May retail sales also came in reasonably strong and supported the expectation that the economy continues to grow though at a rate that is below long-term trends.
The market call for the coming week is therefore positive. We can expect new highs though they may not be significantly above the recent highs. Rates are still well above 5% and market participants are still digesting this fact and trying to determine if it will derail the M&A activity that has been providing so much support for the market lately. On the other hand, sentiment has turned positive again and investors are looking forward to earnings season. The way of least resistance, it seems, is up.
ETF Comments
Indexes: The previous week I set all the indicators in the Weekly Market Call section to question marks. The market did drop but has since recovered and the Market Call indicators are once again set to up arrows. The large-cap indexes DIA and SPY have rallied but did not quite set new highs this week. Still, they each had a good week with 1.6% and 1.7% gains, respectively. The small stock Russell 2000 ETF (IWM) also missed setting a new high but turned in a respectable 1.5% gain. The NASDAQ, as represented by QQQQ, turned in the best performance with a 2.1% gain on the week. All of the averages featured a gap up on Friday. With the positive sentiment in the market now, I can't imagine these being exhaustion gaps, hence, my expectation for new highs.Real Estate: REITs enjoyed a bit of a rally this week as the Fed Beige Book painted a picture of reasonable strength in the commercial real estate market. Nevertheless, the recent rise in interest rates remains a troublesome factor and REITs lagged the overall market this week. The iShares US Real Estate ETF (IYR) remains deep in the TradeRadar SELL zone and looks weak on traditional charts, as well. The home builders ETF, XHB, also lagged the market. Not only were interest rates a negative factor but the Beige Book also showed that the residential real estate market is still very much struggling.
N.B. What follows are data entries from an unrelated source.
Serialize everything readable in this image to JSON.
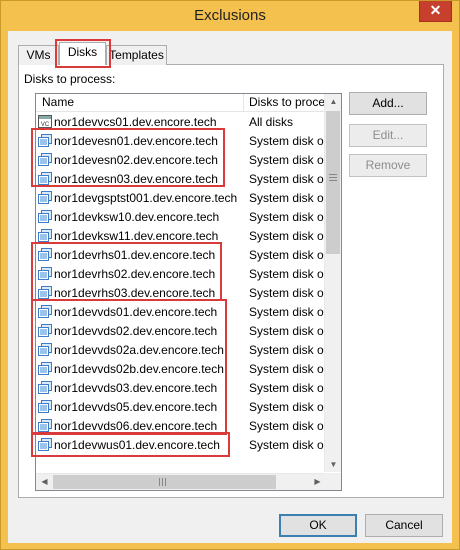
{
  "window": {
    "title": "Exclusions",
    "close_glyph": "✕"
  },
  "tabs": [
    {
      "label": "VMs",
      "active": false
    },
    {
      "label": "Disks",
      "active": true
    },
    {
      "label": "Templates",
      "active": false
    }
  ],
  "section_label": "Disks to process:",
  "list": {
    "columns": [
      "Name",
      "Disks to proce"
    ],
    "rows": [
      {
        "name": "nor1devvcs01.dev.encore.tech",
        "disks": "All disks",
        "icon": "vcenter-icon"
      },
      {
        "name": "nor1devesn01.dev.encore.tech",
        "disks": "System disk only",
        "icon": "vm-icon"
      },
      {
        "name": "nor1devesn02.dev.encore.tech",
        "disks": "System disk only",
        "icon": "vm-icon"
      },
      {
        "name": "nor1devesn03.dev.encore.tech",
        "disks": "System disk only",
        "icon": "vm-icon"
      },
      {
        "name": "nor1devgsptst001.dev.encore.tech",
        "disks": "System disk only",
        "icon": "vm-icon"
      },
      {
        "name": "nor1devksw10.dev.encore.tech",
        "disks": "System disk only",
        "icon": "vm-icon"
      },
      {
        "name": "nor1devksw11.dev.encore.tech",
        "disks": "System disk only",
        "icon": "vm-icon"
      },
      {
        "name": "nor1devrhs01.dev.encore.tech",
        "disks": "System disk only",
        "icon": "vm-icon"
      },
      {
        "name": "nor1devrhs02.dev.encore.tech",
        "disks": "System disk only",
        "icon": "vm-icon"
      },
      {
        "name": "nor1devrhs03.dev.encore.tech",
        "disks": "System disk only",
        "icon": "vm-icon"
      },
      {
        "name": "nor1devvds01.dev.encore.tech",
        "disks": "System disk only",
        "icon": "vm-icon"
      },
      {
        "name": "nor1devvds02.dev.encore.tech",
        "disks": "System disk only",
        "icon": "vm-icon"
      },
      {
        "name": "nor1devvds02a.dev.encore.tech",
        "disks": "System disk only",
        "icon": "vm-icon"
      },
      {
        "name": "nor1devvds02b.dev.encore.tech",
        "disks": "System disk only",
        "icon": "vm-icon"
      },
      {
        "name": "nor1devvds03.dev.encore.tech",
        "disks": "System disk only",
        "icon": "vm-icon"
      },
      {
        "name": "nor1devvds05.dev.encore.tech",
        "disks": "System disk only",
        "icon": "vm-icon"
      },
      {
        "name": "nor1devvds06.dev.encore.tech",
        "disks": "System disk only",
        "icon": "vm-icon"
      },
      {
        "name": "nor1devwus01.dev.encore.tech",
        "disks": "System disk only",
        "icon": "vm-icon"
      }
    ]
  },
  "side_buttons": {
    "add": "Add...",
    "edit": "Edit...",
    "remove": "Remove"
  },
  "footer_buttons": {
    "ok": "OK",
    "cancel": "Cancel"
  },
  "colors": {
    "title_bar": "#f4c04e",
    "close_button": "#c7402e",
    "highlight": "#d93a3a",
    "icon_blue": "#3d7cc9"
  }
}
Financials: the picture is getting murky here. Interest rates are a driver in this sector also. The higher rates may provide greater profit margins but will have the negative effect of reducing demand for loan products. Indeed, while the rest of the market rallied on Friday, the SPDR Financial Sector ETF (XLF) actually dropped a few cents. As mentioned previously, recent rate increases cast doubt on the continued robustness of M&A activity that has done much to bolster the income statements of the broker-dealers. Though XLF remains above its 50-day moving average, it has been unable to close above its 2o-day MA for the last two weeks. There is still the danger of a top forming and the daily chart's TradeRadar SELL signal is indicating caution. The streetTracks KBW Bank Index (KBE) has been in the SELL zone since March but Friday saw some scary action with the ETF falling 1.4% on a downward gap while the rest of the market rallied strongly. Avoid KBE at all costs.
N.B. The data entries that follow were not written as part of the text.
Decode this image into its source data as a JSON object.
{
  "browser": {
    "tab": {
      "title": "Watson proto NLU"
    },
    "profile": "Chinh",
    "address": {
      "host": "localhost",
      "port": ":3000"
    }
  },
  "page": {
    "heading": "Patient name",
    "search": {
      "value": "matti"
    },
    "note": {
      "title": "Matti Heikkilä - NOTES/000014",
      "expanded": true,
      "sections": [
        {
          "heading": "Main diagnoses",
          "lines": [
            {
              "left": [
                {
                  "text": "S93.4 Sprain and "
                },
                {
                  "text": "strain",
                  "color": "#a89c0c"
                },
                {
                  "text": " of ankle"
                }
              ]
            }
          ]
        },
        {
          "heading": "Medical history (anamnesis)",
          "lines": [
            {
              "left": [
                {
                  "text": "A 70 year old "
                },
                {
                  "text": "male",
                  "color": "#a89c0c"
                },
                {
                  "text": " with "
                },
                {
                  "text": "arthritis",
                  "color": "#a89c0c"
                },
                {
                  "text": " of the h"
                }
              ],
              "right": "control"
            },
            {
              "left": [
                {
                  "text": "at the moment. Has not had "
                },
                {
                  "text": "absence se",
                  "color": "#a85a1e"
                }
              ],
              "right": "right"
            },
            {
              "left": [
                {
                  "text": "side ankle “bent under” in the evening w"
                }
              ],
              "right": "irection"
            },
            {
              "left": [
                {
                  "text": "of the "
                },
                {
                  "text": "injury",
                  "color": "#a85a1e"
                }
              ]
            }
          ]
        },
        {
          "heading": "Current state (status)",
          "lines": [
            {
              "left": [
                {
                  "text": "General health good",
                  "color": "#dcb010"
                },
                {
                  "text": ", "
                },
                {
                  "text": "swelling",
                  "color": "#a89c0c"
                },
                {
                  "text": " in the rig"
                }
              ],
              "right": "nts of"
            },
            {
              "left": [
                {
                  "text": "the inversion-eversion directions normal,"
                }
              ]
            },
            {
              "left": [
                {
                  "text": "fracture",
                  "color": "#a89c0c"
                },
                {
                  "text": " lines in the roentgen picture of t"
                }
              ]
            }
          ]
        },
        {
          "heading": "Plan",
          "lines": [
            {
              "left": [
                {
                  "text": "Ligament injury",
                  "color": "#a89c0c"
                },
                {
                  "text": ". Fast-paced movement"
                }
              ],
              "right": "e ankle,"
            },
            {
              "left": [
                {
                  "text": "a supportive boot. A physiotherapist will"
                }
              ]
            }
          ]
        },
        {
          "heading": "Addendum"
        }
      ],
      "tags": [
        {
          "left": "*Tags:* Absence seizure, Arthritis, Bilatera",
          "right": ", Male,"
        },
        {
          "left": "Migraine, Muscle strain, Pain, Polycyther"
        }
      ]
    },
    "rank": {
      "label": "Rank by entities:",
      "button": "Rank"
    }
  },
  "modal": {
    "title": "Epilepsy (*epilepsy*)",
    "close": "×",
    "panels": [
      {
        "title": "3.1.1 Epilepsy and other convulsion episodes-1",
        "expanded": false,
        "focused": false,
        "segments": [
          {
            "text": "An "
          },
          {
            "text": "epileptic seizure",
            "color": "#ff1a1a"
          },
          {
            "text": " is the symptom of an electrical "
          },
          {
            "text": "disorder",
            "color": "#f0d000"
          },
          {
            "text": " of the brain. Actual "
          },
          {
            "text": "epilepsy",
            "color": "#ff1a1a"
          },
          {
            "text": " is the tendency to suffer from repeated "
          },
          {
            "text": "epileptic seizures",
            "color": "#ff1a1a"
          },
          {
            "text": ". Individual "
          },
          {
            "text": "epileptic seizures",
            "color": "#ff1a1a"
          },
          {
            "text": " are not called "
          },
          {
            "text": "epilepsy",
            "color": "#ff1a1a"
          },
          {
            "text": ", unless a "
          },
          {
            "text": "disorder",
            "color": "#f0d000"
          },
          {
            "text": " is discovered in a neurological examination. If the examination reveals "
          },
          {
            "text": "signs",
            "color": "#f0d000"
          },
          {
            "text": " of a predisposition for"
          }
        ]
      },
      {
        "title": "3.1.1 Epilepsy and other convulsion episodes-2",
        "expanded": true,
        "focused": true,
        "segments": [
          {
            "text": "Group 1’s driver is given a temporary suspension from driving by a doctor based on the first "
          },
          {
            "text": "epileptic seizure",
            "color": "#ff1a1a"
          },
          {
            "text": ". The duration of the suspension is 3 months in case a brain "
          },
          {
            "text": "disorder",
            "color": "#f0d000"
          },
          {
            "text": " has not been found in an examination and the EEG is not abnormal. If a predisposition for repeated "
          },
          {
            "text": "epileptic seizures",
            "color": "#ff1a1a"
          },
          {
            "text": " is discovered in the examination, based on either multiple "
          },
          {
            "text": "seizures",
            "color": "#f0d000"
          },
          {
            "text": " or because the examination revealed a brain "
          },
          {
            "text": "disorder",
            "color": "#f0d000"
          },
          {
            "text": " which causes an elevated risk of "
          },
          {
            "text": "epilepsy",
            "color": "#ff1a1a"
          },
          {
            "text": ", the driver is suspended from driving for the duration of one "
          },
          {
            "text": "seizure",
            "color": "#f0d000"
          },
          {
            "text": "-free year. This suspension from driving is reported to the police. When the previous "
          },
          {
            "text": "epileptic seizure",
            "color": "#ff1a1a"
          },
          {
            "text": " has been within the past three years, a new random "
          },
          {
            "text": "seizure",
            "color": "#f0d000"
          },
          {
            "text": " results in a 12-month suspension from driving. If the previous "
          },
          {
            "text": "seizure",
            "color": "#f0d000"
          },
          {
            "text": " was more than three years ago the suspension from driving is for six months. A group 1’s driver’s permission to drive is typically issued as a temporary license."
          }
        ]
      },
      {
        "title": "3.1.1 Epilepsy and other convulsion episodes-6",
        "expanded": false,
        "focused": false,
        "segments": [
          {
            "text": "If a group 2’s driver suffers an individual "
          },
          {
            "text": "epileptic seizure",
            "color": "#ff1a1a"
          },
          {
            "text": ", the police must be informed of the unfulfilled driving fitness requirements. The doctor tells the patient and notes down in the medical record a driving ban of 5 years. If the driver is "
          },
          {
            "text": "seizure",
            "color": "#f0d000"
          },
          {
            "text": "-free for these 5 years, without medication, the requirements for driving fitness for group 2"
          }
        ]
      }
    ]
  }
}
Energy: I haven't written about energy ETFs in a while but I thought I would introduce readers to a new ETF in this sector that is showing some promising action. It is the PowerShares DB Energy ETF (DBE). It is a fairly new ETF that started trading at the beginning of this year. It is unique in that rather than focusing on oil as the United States Oil ETF (USO) does, it is comprised of crude oil, heating oil, gasoline and natural gas. As such it is a play on the energy sector in general. DBE set a new high this week and its recent trend has been solidly upward as opposed to USO which has been choppy and has underperformed its underlying benchmark. As for the Energy Select SPDR XLE, which we used to write about here, they also set a new high this week, trading over $70. Energy prices show no signs of abating and the sector remains a promising one for investors especially with hurricane season coming, political instability in Nigeria, etc. Note that the one area of significantly rising inflation in this week's PPI and CPI reports was energy.